Regardless of China’s threat, the president of Taiwan meets with the US Speaker, Kevin McCarthy

    On April 5, United States House Speaker Kevin McCarthy will have a highly symbolic meeting in California with the president of Taiwan. This discussion has already provoked China’s ire and prompted dire warnings from Beijing.

    After a two-nation journey to Latin America to see Taiwan’s few surviving formal friends, President Tsai Ing-wen will meet with the group outside of Los Angeles during what is officially a stopover.

    After Ms. Tsai’s Central American visit, a pro-China protest with the slogan “One China” also gathered close when she arrived Tuesday evening.

    In response to Taipei’s diplomatic contacts with foreign nations, Beijing asserts Taiwan as its own territory and objects. Last week, it informed Mr. McCarthy, a Republican and the second in line to the presidency of the United States, that he was “playing with fire” by seeing Ms. Tsai.

    Taiwan has had decades of self-government and is a thriving democracy. It possesses a self-sufficient military, an independent judiciary, and all the other amenities of a modern state. Yet, very few nations recognise it as a sovereign state.

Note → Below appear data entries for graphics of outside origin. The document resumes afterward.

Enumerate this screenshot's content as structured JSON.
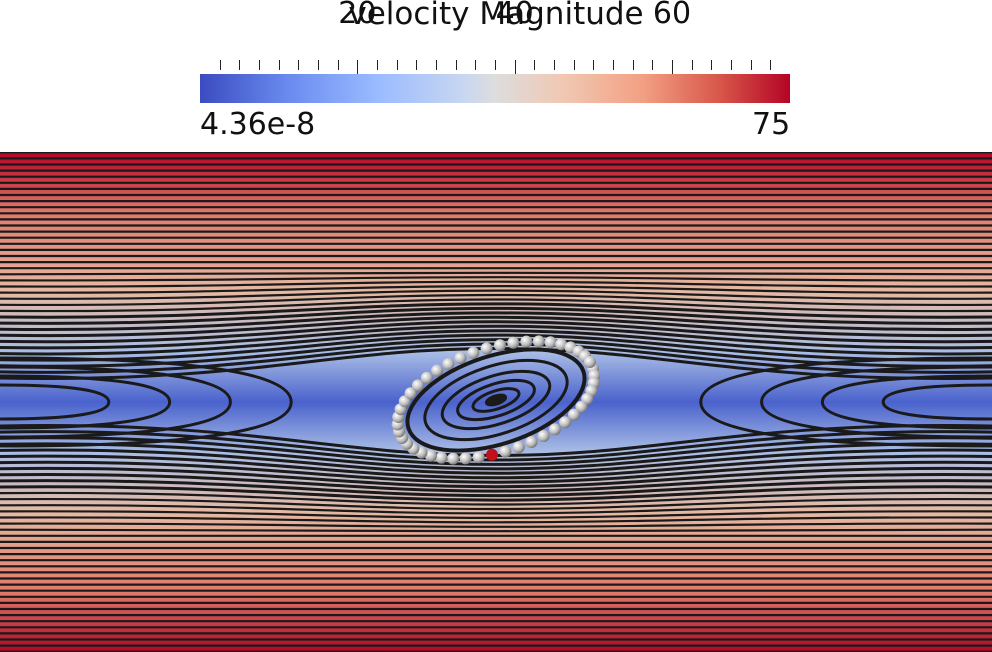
{
  "legend": {
    "title": "velocity Magnitude",
    "min_label": "4.36e-8",
    "max_label": "75",
    "major_ticks": [
      "20",
      "40",
      "60"
    ],
    "min_value": 4.36e-08,
    "max_value": 75,
    "colormap": [
      "#3b4cc0",
      "#9abbff",
      "#dddddd",
      "#f2a083",
      "#b40426"
    ]
  },
  "scene": {
    "streamline_color": "#1a1a1a",
    "particle_color": "#c8c8c8",
    "highlight_particle_color": "#c0101a",
    "particle_count": 46
  }
}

    Under Ms. Tsai’s leadership, Taipei has gained backing from both parties in the US Congress and has gotten closer to Washington.

    The most senior American politician to visit the island in more than two decades, Nancy Pelosi, who was Mr. McCarthy’s predecessor, incited outrage in Beijing last year. Instead of going himself as initially intended, Mr. McCarthy decided to meet Tsai at the “Ronald Reagan Presidential Library in Simi Valley, California.” While more than a dozen other elected officials were expected to participate, his staff claimed that the discussion would be “bipartisan.”

    It was believed that choosing to hold the meeting in the US was a compromise that would demonstrate support for Taiwan while preventing an escalation of hostilities with China.

    Ms. Tsai’s journey to southern California follows travels to Guatemala and Belize, as well as a quick stop in New York last week, where she was welcomed by Taiwanese expats waving flags.

    China has recently been quite vocal about the visit, and “the managing director of the Indo-Pacific Programme at the German Marshall Fund,” Bonnie Glaser, suggested that Beijing may feel pressured to keep up the rhetoric.

    The conference in California, according to the Chinese consulate in Los Angeles, will “immensely offend the national sensibilities of 1.4 billion Chinese people” and jeopardise “the political foundation of China-U.S. relations.”